Xenophobia poster. Picture: EPA/NIC BOTHMA
Xenophobia poster. Picture: EPA/NIC BOTHMA

It is good to have the president, the Anglican archbishop and also former IFP leader Mangosuthu Buthelezi among the high-status leaders explicitly condemning xenophobia by name.

All that prevents these looting and burning riots from being termed pogroms is that our police try to arrest the rioters, instead of encouraging them. 

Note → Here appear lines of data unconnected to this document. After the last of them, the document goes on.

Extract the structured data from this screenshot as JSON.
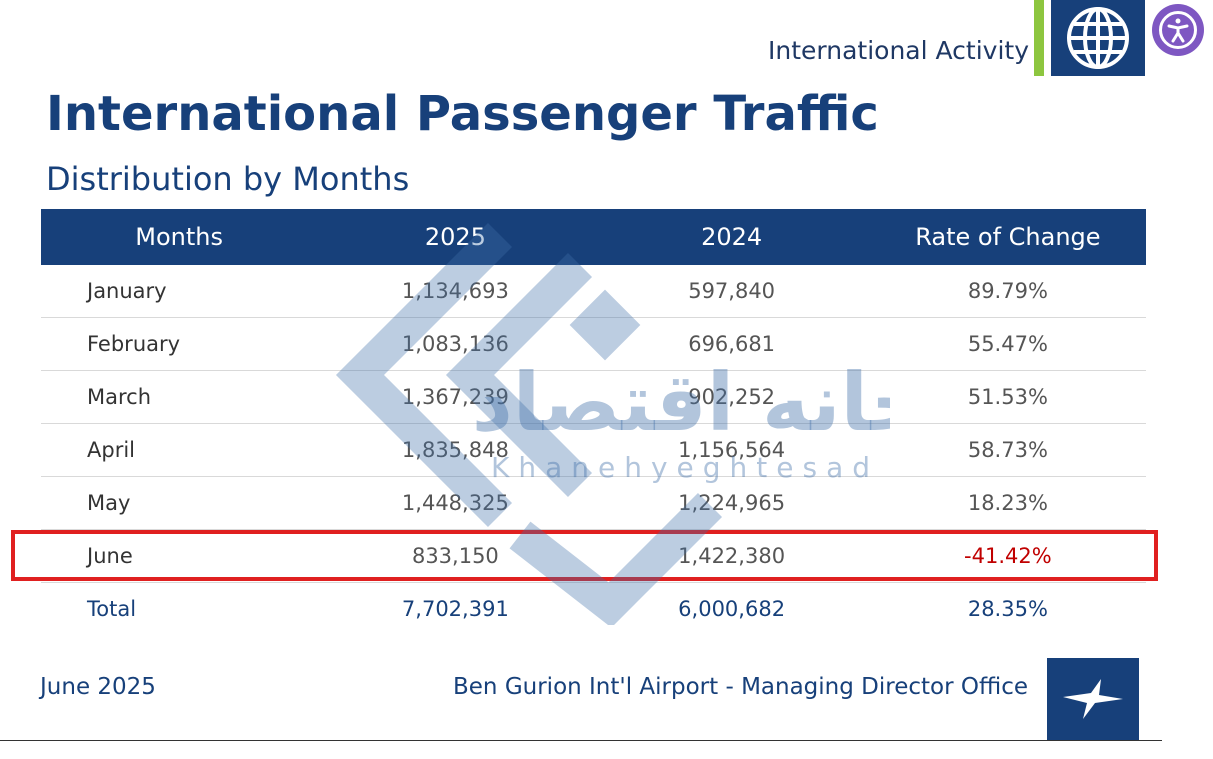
{
  "header": {
    "section_label": "International Activity",
    "globe_icon": "globe-icon",
    "accessibility_icon": "accessibility-icon"
  },
  "title": "International Passenger Traffic",
  "subtitle": "Distribution by Months",
  "table": {
    "columns": [
      "Months",
      "2025",
      "2024",
      "Rate of Change"
    ],
    "rows": [
      {
        "month": "January",
        "y2025": "1,134,693",
        "y2024": "597,840",
        "rate": "89.79%"
      },
      {
        "month": "February",
        "y2025": "1,083,136",
        "y2024": "696,681",
        "rate": "55.47%"
      },
      {
        "month": "March",
        "y2025": "1,367,239",
        "y2024": "902,252",
        "rate": "51.53%"
      },
      {
        "month": "April",
        "y2025": "1,835,848",
        "y2024": "1,156,564",
        "rate": "58.73%"
      },
      {
        "month": "May",
        "y2025": "1,448,325",
        "y2024": "1,224,965",
        "rate": "18.23%"
      },
      {
        "month": "June",
        "y2025": "833,150",
        "y2024": "1,422,380",
        "rate": "-41.42%"
      }
    ],
    "total": {
      "month": "Total",
      "y2025": "7,702,391",
      "y2024": "6,000,682",
      "rate": "28.35%"
    }
  },
  "watermark": {
    "arabic": "خانه اقتصاد",
    "latin": "Khanehyeghtesad"
  },
  "footer": {
    "date": "June 2025",
    "office": "Ben Gurion Int'l Airport - Managing Director Office",
    "logo_icon": "airport-logo-icon"
  },
  "colors": {
    "brand": "#17407a",
    "accent_green": "#8dc63f",
    "negative": "#c00000",
    "highlight": "#e02020"
  }
}
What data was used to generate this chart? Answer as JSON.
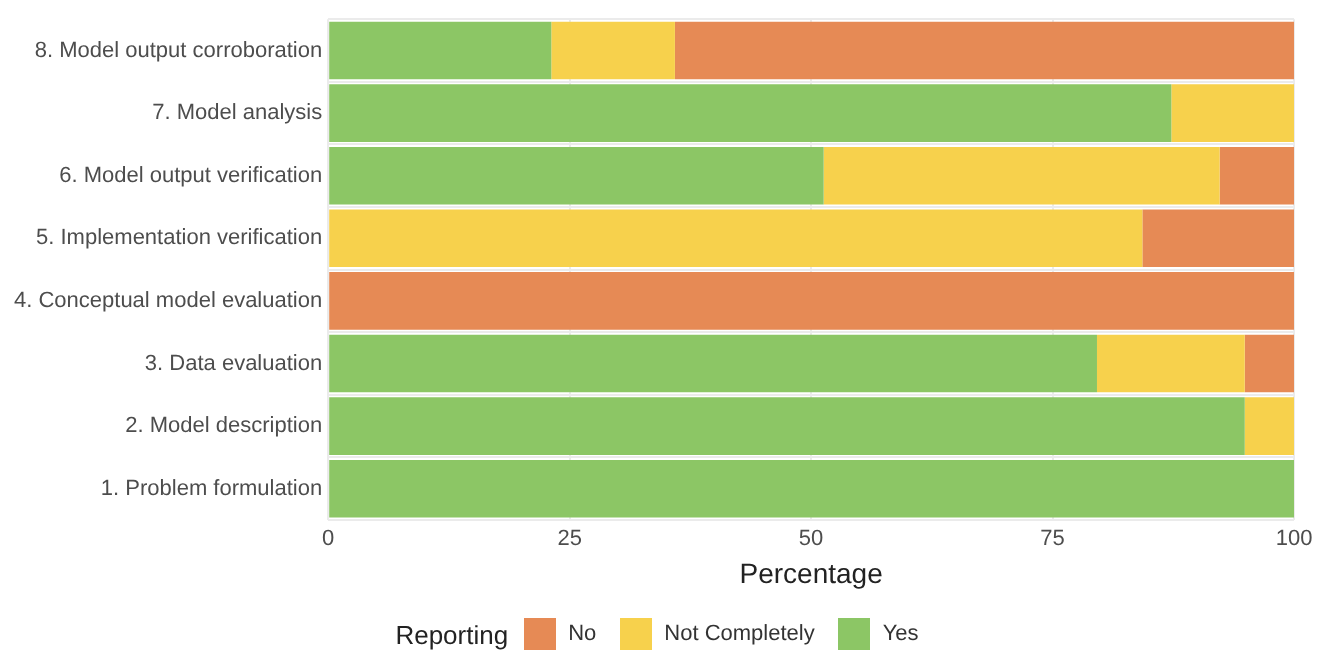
{
  "chart_data": {
    "type": "bar",
    "orientation": "horizontal",
    "stacked": true,
    "xlabel": "Percentage",
    "legend_title": "Reporting",
    "legend": "bottom",
    "categories": [
      "8. Model output corroboration",
      "7. Model analysis",
      "6. Model output verification",
      "5. Implementation verification",
      "4. Conceptual model evaluation",
      "3. Data evaluation",
      "2. Model description",
      "1. Problem formulation"
    ],
    "series": [
      {
        "name": "Yes",
        "color": "#8cc665",
        "values": [
          23.1,
          87.3,
          51.3,
          0,
          0,
          79.6,
          94.9,
          100
        ]
      },
      {
        "name": "Not Completely",
        "color": "#f7d14c",
        "values": [
          12.8,
          12.7,
          41.0,
          84.3,
          0,
          15.3,
          5.1,
          0
        ]
      },
      {
        "name": "No",
        "color": "#e68a55",
        "values": [
          64.1,
          0,
          7.7,
          15.7,
          100,
          5.1,
          0,
          0
        ]
      }
    ],
    "xlim": [
      0,
      100
    ],
    "xticks": [
      0,
      25,
      50,
      75,
      100
    ],
    "grid": true
  }
}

Adekeye Adebajo’s column listed some practical steps for governments to take (“SA must fix its xenophobia or face losing key partnerships”, September 9). As with the demonstrations against gender-based violence, the churches and civil society organisations need to mobilise pan-African solidarity demonstrations on the same streets where the xenophobic riots occurred. South Africans should bring AU flags, and the Africa Diaspora Forum should encourage its members to each bring the flags of their home countries to wave. This will help take back the streets.

It must be said that for SA, with only 58-million persons, to host 2-million (Stats SA figures) to 4-million foreigners (UN estimates) is significant.

“Undocumented migrants” is of course a euphemism for illegal immigrants. It is the international norm that after five years of residence, foreigners may apply for naturalisation to become citizens, or to acquire permanent residence visas. It is overdue for our home affairs department to facilitate this.